Kohli, however, sounded a note of warning too. The work, in a sense, for Natarajan is just beginning.
“I hope he continues to keep working hard on his game and gets better because a left-arm bowler is an asset for any team and if he can keep bowling in this way consistently, it will be a great thing for us heading into the World Cup next year,” said Kohli.
You drop some and then, you drop some more
India’s fielding has been abysmal and it has been this way for a while now. Against Australia, India put on an all-round show — catches were dropped, stumpings were missed and there was a lot of misfielding too. They might blame it on the lights but India’s standards have been slipping consistently.

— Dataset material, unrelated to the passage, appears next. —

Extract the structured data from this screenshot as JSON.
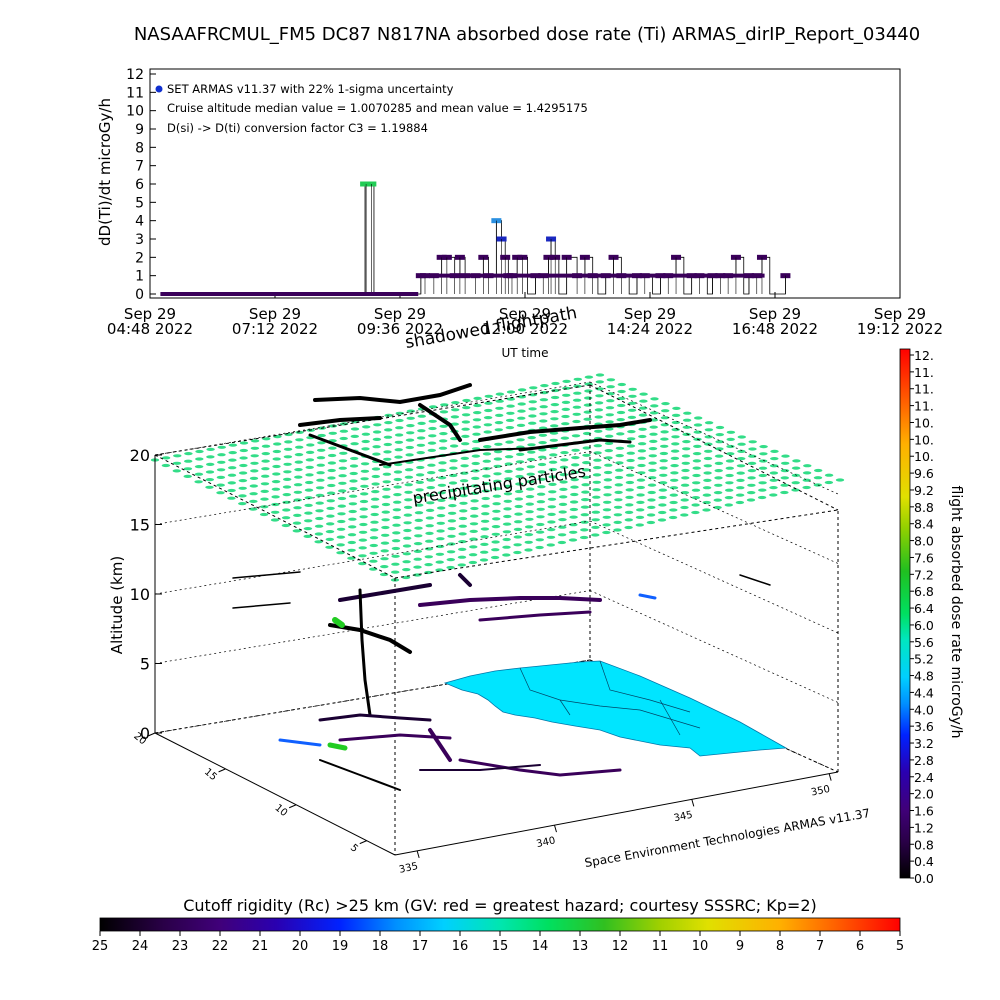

They were poor against Bangladesh, against the West Indies and even against New Zealand. So this isn’t an aberration anymore. This is a problem. The concentration has been poor and perhaps there is a touch of overconfidence too. The rusty argument doesn’t work as most of India’s players were playing in the IPL. The daily drill should have got the reflexes up and running again.
Good fielding can be the difference between winning and losing even in high-scoring matches. Catches win matches alright but good ground fielding will help you win even more matches. India dropped eight catches in just the T20I series and that is way, way too many for a side that hopes to win the World Cup.